Methods Serum levels of S100A4 protein were determined by ELISA before and after 3 months of initiation of the DMARD treatment in 59 patients with recent-onset RA (symptom duration <6 months). Clinical disease activity (DAS28, swollen joint count) and inflammation (CRP, ESR) were assessed at baseline and after 3 and 12 months. Rheumatoid factor (RF) and anti-cyclic citrullinated peptide antibodies (ACPA) were analysed at baseline.

Results After initiation of treatment, mean DAS28 (SD) significantly decreased from 5.36 (1.42) at baseline to 3.09 (1.52) at 3 months (n=59) and to 2.69 (1.19) at 12 months (n=40), respectively (p<0.0001). The levels of serum S100A4 protein were significantly higher in patients with recent-onset RA compared with healthy controls (646.60±602.60 vs 46.97±30.12 ng/ml; p<0.001) and significantly decreased after 3 months of treatment (to 388.10±521.00; p<0.001). Baseline levels of S100A4 positively correlated with RF (r=0.611; p<0.0001) and ACPA levels (r=0.471; p<0.001), but not with age, symptom duration, disease activity or inflammation.
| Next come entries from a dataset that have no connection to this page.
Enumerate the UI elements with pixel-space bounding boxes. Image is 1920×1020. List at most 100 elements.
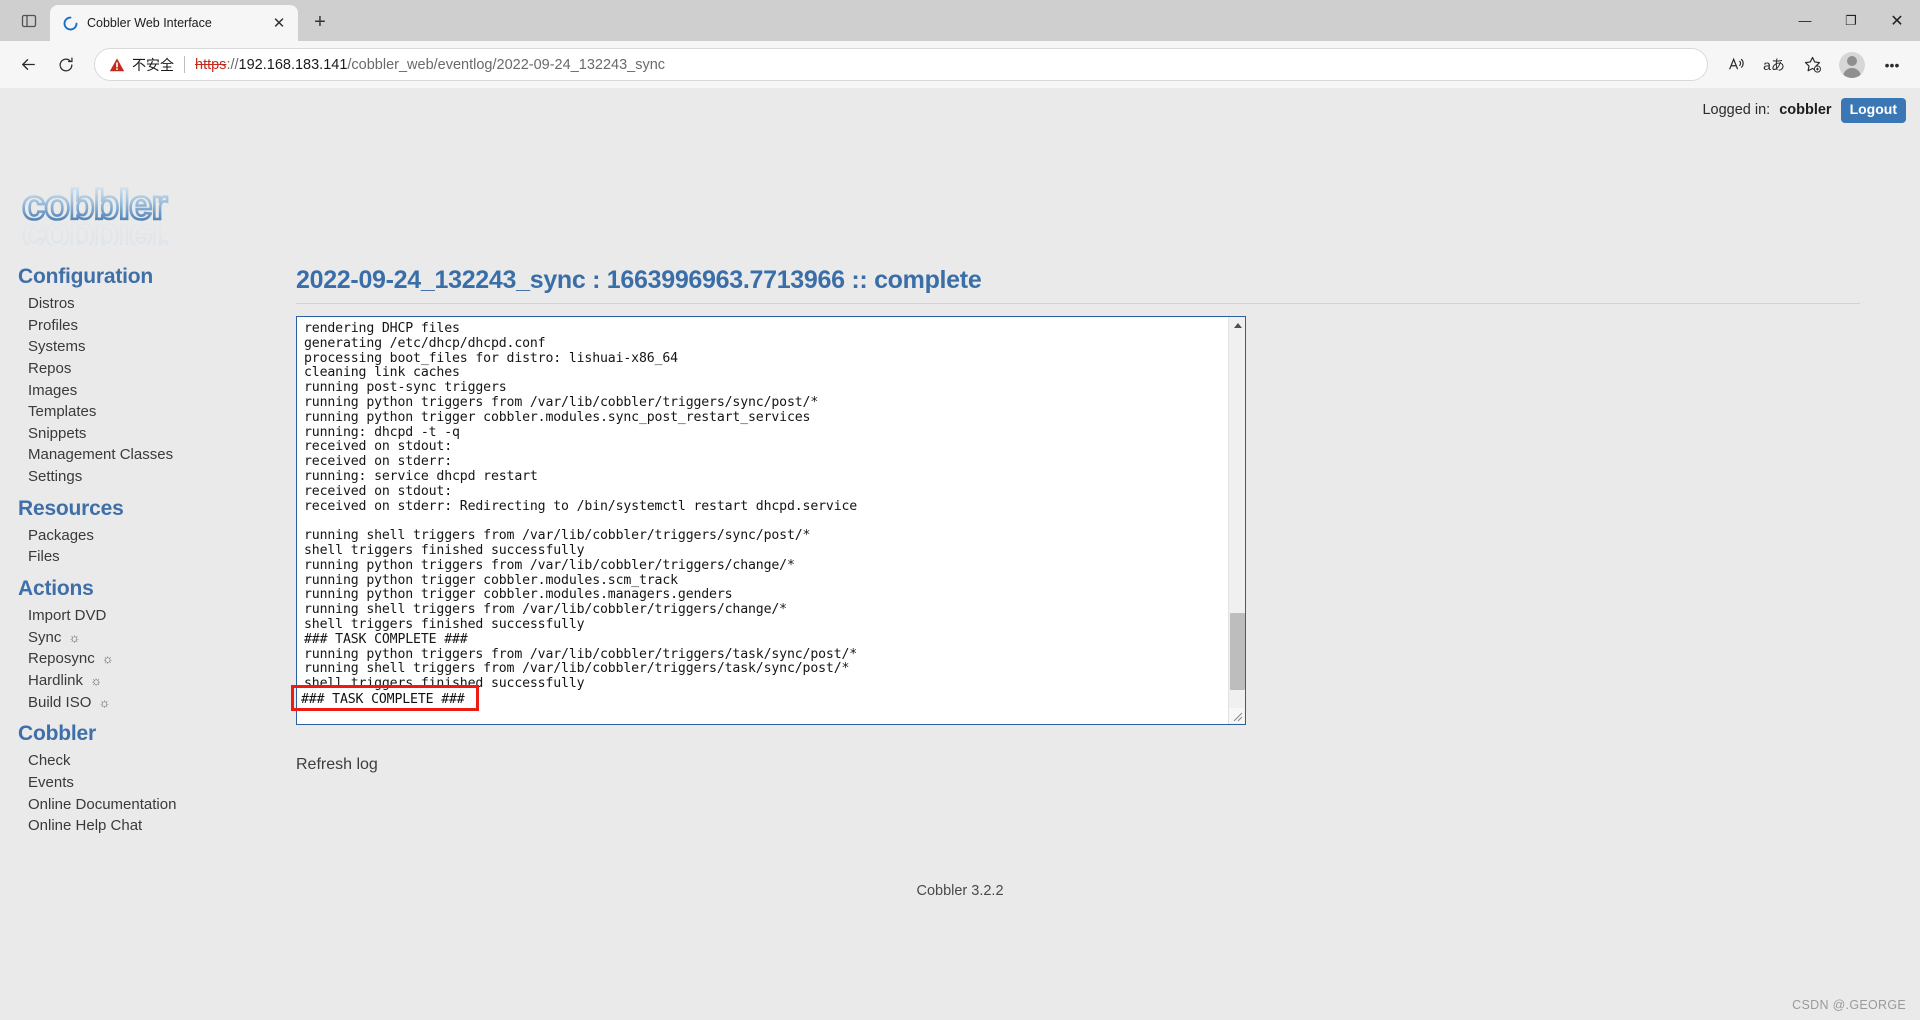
sidebar-item-import-dvd[interactable]: Import DVD [0, 605, 235, 627]
sidebar-item-templates[interactable]: Templates [0, 401, 235, 423]
sidebar-item-label: Sync [28, 628, 62, 646]
sidebar-item-systems[interactable]: Systems [0, 336, 235, 358]
sidebar-item-online-help-chat[interactable]: Online Help Chat [0, 815, 235, 837]
sidebar-item-files[interactable]: Files [0, 546, 235, 568]
log-line: shell triggers finished successfully [304, 676, 585, 692]
sidebar-item-sync[interactable]: Sync ☼ [0, 627, 235, 649]
url-scheme-suffix: :// [226, 56, 239, 73]
sidebar-item-repos[interactable]: Repos [0, 358, 235, 380]
sidebar-item-label: Build ISO [28, 693, 92, 711]
new-tab-button[interactable]: + [304, 6, 336, 38]
scrollbar-thumb[interactable] [1230, 613, 1245, 690]
log-line: running python triggers from /var/lib/co… [304, 646, 858, 662]
sidebar-section-actions: Actions Import DVD Sync ☼ Reposync ☼ Har… [0, 568, 235, 713]
sidebar-section-resources: Resources Packages Files [0, 488, 235, 568]
event-log-container: rendering DHCP files generating /etc/dhcp… [291, 316, 1246, 725]
footer-version: Cobbler 3.2.2 [916, 883, 1004, 899]
sidebar-item-packages[interactable]: Packages [0, 525, 235, 547]
maximize-button[interactable]: ❐ [1828, 0, 1874, 41]
close-window-button[interactable]: ✕ [1874, 0, 1920, 41]
svg-text:cobbler: cobbler [22, 215, 167, 245]
url-host: 192.168.183.141 [238, 56, 348, 73]
log-line: shell triggers finished successfully [304, 616, 585, 632]
log-line: running python trigger cobbler.modules.m… [304, 587, 733, 603]
sidebar-item-label: Reposync [28, 650, 95, 668]
log-line: running shell triggers from /var/lib/cob… [304, 602, 787, 618]
sidebar-item-hardlink[interactable]: Hardlink ☼ [0, 670, 235, 692]
sidebar-item-management-classes[interactable]: Management Classes [0, 444, 235, 466]
sidebar-item-reposync[interactable]: Reposync ☼ [0, 648, 235, 670]
minimize-button[interactable]: — [1782, 0, 1828, 41]
translate-icon[interactable]: aあ [1756, 47, 1792, 83]
browser-tab[interactable]: Cobbler Web Interface ✕ [50, 5, 298, 41]
sun-icon: ☼ [90, 672, 103, 688]
sidebar-item-settings[interactable]: Settings [0, 466, 235, 488]
cobbler-loading-favicon [62, 15, 79, 32]
page-viewport: Logged in: cobbler Logout cobbler cobble… [0, 88, 1920, 1020]
url-path: /cobbler_web/eventlog/2022-09-24_132243_… [347, 56, 666, 73]
browser-window: Cobbler Web Interface ✕ + — ❐ ✕ 不安全 http… [0, 0, 1920, 1020]
browser-toolbar: 不安全 https://192.168.183.141/cobbler_web/… [0, 41, 1920, 88]
sidebar-item-distros[interactable]: Distros [0, 293, 235, 315]
log-line: received on stdout: [304, 439, 453, 455]
log-line: rendering DHCP files [304, 321, 460, 336]
sidebar-item-events[interactable]: Events [0, 772, 235, 794]
sidebar-section-cobbler: Cobbler Check Events Online Documentatio… [0, 713, 235, 837]
sidebar-item-images[interactable]: Images [0, 380, 235, 402]
sidebar-item-profiles[interactable]: Profiles [0, 315, 235, 337]
log-line: ### TASK COMPLETE ### [304, 631, 468, 647]
sidebar-nav: Configuration Distros Profiles Systems R… [0, 256, 235, 837]
sidebar-item-label: Import DVD [28, 607, 107, 625]
security-status-label: 不安全 [132, 57, 174, 74]
tab-title: Cobbler Web Interface [87, 16, 212, 30]
login-status-bar: Logged in: cobbler Logout [1702, 98, 1906, 123]
sidebar-heading: Configuration [18, 265, 154, 288]
more-options-icon[interactable]: ••• [1874, 47, 1910, 83]
cobbler-logo[interactable]: cobbler cobbler [20, 183, 216, 245]
refresh-log-link[interactable]: Refresh log [296, 756, 378, 774]
page-title: 2022-09-24_132243_sync : 1663996963.7713… [296, 266, 1860, 304]
sidebar-section-configuration: Configuration Distros Profiles Systems R… [0, 256, 235, 488]
watermark: CSDN @.GEORGE [1792, 998, 1906, 1012]
tab-actions-icon[interactable] [8, 4, 50, 38]
sun-icon: ☼ [98, 694, 111, 710]
event-log-textarea[interactable]: rendering DHCP files generating /etc/dhcp… [296, 316, 1246, 725]
log-line: running shell triggers from /var/lib/cob… [304, 528, 811, 544]
sidebar-item-build-iso[interactable]: Build ISO ☼ [0, 692, 235, 714]
log-line: running python trigger cobbler.modules.s… [304, 572, 678, 588]
url-scheme: https [195, 56, 227, 73]
sidebar-item-online-documentation[interactable]: Online Documentation [0, 794, 235, 816]
profile-avatar[interactable] [1832, 45, 1872, 85]
logout-button[interactable]: Logout [1840, 98, 1906, 123]
address-bar[interactable]: 不安全 https://192.168.183.141/cobbler_web/… [94, 48, 1708, 81]
back-button[interactable] [10, 47, 46, 83]
sun-icon: ☼ [68, 629, 81, 645]
log-scrollbar[interactable] [1228, 317, 1245, 724]
log-line: processing boot_files for distro: lishua… [304, 350, 678, 366]
logged-in-username: cobbler [1779, 102, 1832, 119]
close-tab-icon[interactable]: ✕ [268, 12, 290, 34]
log-line: running: dhcpd -t -q [304, 424, 460, 440]
avatar [1839, 51, 1865, 78]
reload-button[interactable] [48, 47, 84, 83]
log-line: running: service dhcpd restart [304, 468, 538, 484]
sidebar-item-check[interactable]: Check [0, 750, 235, 772]
main-content: 2022-09-24_132243_sync : 1663996963.7713… [291, 266, 1860, 774]
scroll-up-icon[interactable] [1229, 317, 1245, 334]
sun-icon: ☼ [101, 651, 114, 667]
omnibox-divider [184, 56, 185, 73]
log-line: received on stderr: [304, 454, 453, 470]
log-line: running post-sync triggers [304, 380, 507, 396]
log-line: shell triggers finished successfully [304, 542, 585, 558]
not-secure-warning-icon [109, 57, 125, 73]
sidebar-heading: Actions [18, 577, 94, 601]
sidebar-item-snippets[interactable]: Snippets [0, 423, 235, 445]
textarea-resize-handle[interactable] [1229, 708, 1244, 723]
event-log-text: rendering DHCP files generating /etc/dhcp… [297, 317, 1228, 724]
sidebar-heading: Resources [18, 496, 124, 520]
log-line: received on stdout: [304, 483, 453, 499]
log-line: generating /etc/dhcp/dhcpd.conf [304, 335, 546, 351]
read-aloud-icon[interactable] [1718, 47, 1754, 83]
logged-in-label: Logged in: [1702, 102, 1771, 119]
add-favorite-icon[interactable] [1794, 47, 1830, 83]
However, the levels of S100A4 corrected for confounders at baseline (r=0.403; p<0.05) as well as at 3 months after treatment (r=0.548; p<0.01) positively correlated with DAS28 after 12 months of treatment in female patients (n=28).

Conclusion S100A4 levels were increased in patients with recent-onset RA and significantly decreased after the treatment. Higher levels of S100A4 in female patients with recent-onset RA were independently associated with disease activity over 12 months. Thus, high levels of S100A4 may have predictive capacity for worse treatment response with synthetic DMARDs in RA.